To keep heart muscle healthy, the actin filaments, which are about a micron long, all have to be the exact same length. In families with cardiomyopathy, genetic mutations result in formation of filaments that are either too short or too long. Those affected can have significant heart problems that cause disability, illness and death.

In a project that spanned seven years, the researchers proved that leiomodin attaches to the end of the actin filament and kicks out the other protein, tropomodulin, to assure the actin filament's proper length.

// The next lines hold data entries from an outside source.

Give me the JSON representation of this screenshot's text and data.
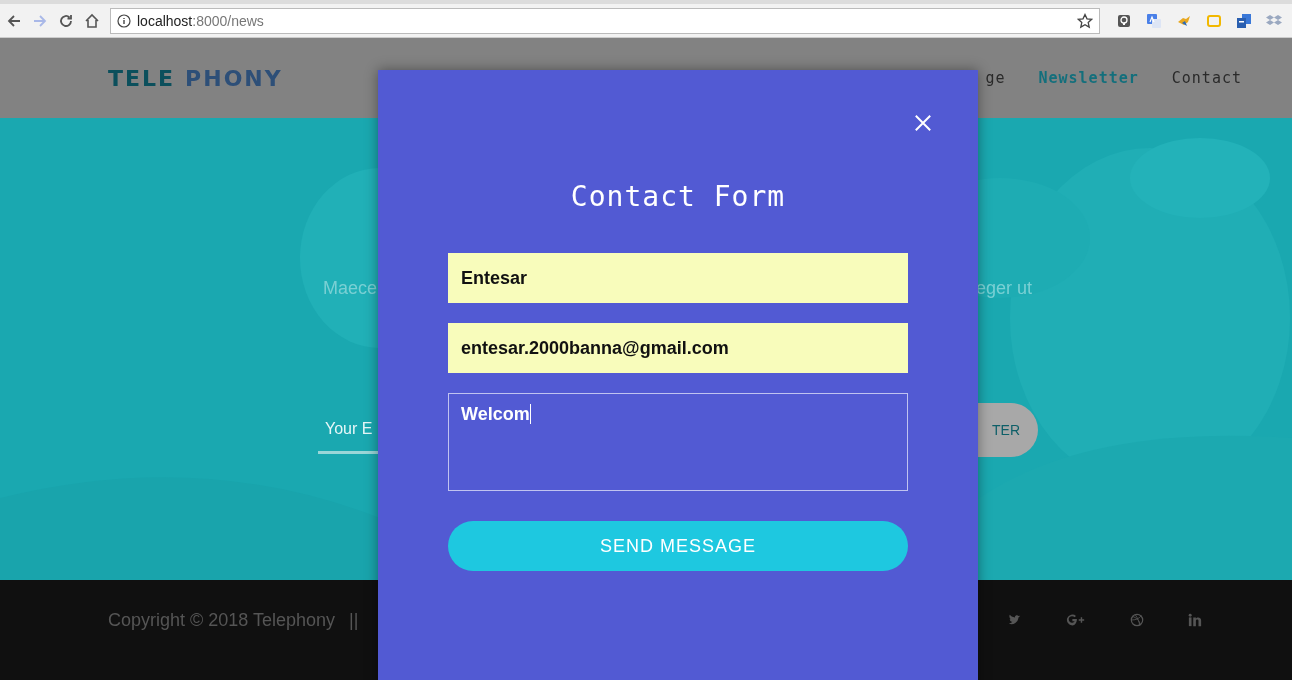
{
  "browser": {
    "forward_disabled": true,
    "address_host": "localhost",
    "address_path": ":8000/news"
  },
  "header": {
    "logo": [
      {
        "text": "TELE",
        "color": "#0b4f5c"
      },
      {
        "text": "PHONY",
        "color": "#2d4f78"
      }
    ],
    "nav": [
      {
        "label": "ge",
        "selected": false
      },
      {
        "label": "Newsletter",
        "selected": true
      },
      {
        "label": "Contact",
        "selected": false
      }
    ]
  },
  "hero": {
    "text_left": "Maece",
    "text_right": "eger ut",
    "email_placeholder": "Your E",
    "subscribe_button": "TER"
  },
  "footer": {
    "copyright": "Copyright © 2018 Telephony",
    "separator": "||"
  },
  "modal": {
    "title": "Contact Form",
    "fields": [
      {
        "kind": "input",
        "value": "Entesar",
        "focused": false
      },
      {
        "kind": "input",
        "value": "entesar.2000banna@gmail.com",
        "focused": false
      },
      {
        "kind": "textarea",
        "value": "Welcom",
        "focused": true
      }
    ],
    "submit": "SEND MESSAGE"
  }
}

"This is the first time that this has been shown with the atomic-level precision," said Dmitri Tolkatchev, research assistant professor in the Voiland School and lead author on the paper. "Previously, several laboratories attempted to solve this problem with very little success. With our data we finally have a direct proof."

The researchers used state-of-the-art approaches to make the key proteins and study them at the molecular and cellular level.  The work entailed designing the molecules, constructing them at the gene level in a plasmid, and then producing them into bacterial or cardiac cells. The researchers used nuclear magnetic resonance, which works on the same physical principle as Magnetic Resonance Imaging (MRIs), to understand the proteins' binding at the atomic level.  They also used molecular dynamic simulation to model them.

"The probability of being able to show this mechanism was not high, but the impact of the discovery is," said Tolkatchev, an expert in nuclear magnetic resonance. "This was a very important problem to study and could have a significant impact in the field of muscle mechanics."

The researchers hope to continue the work, identifying additional components and molecular mechanisms that regulate thin filament architecture, whether diseased or healthy.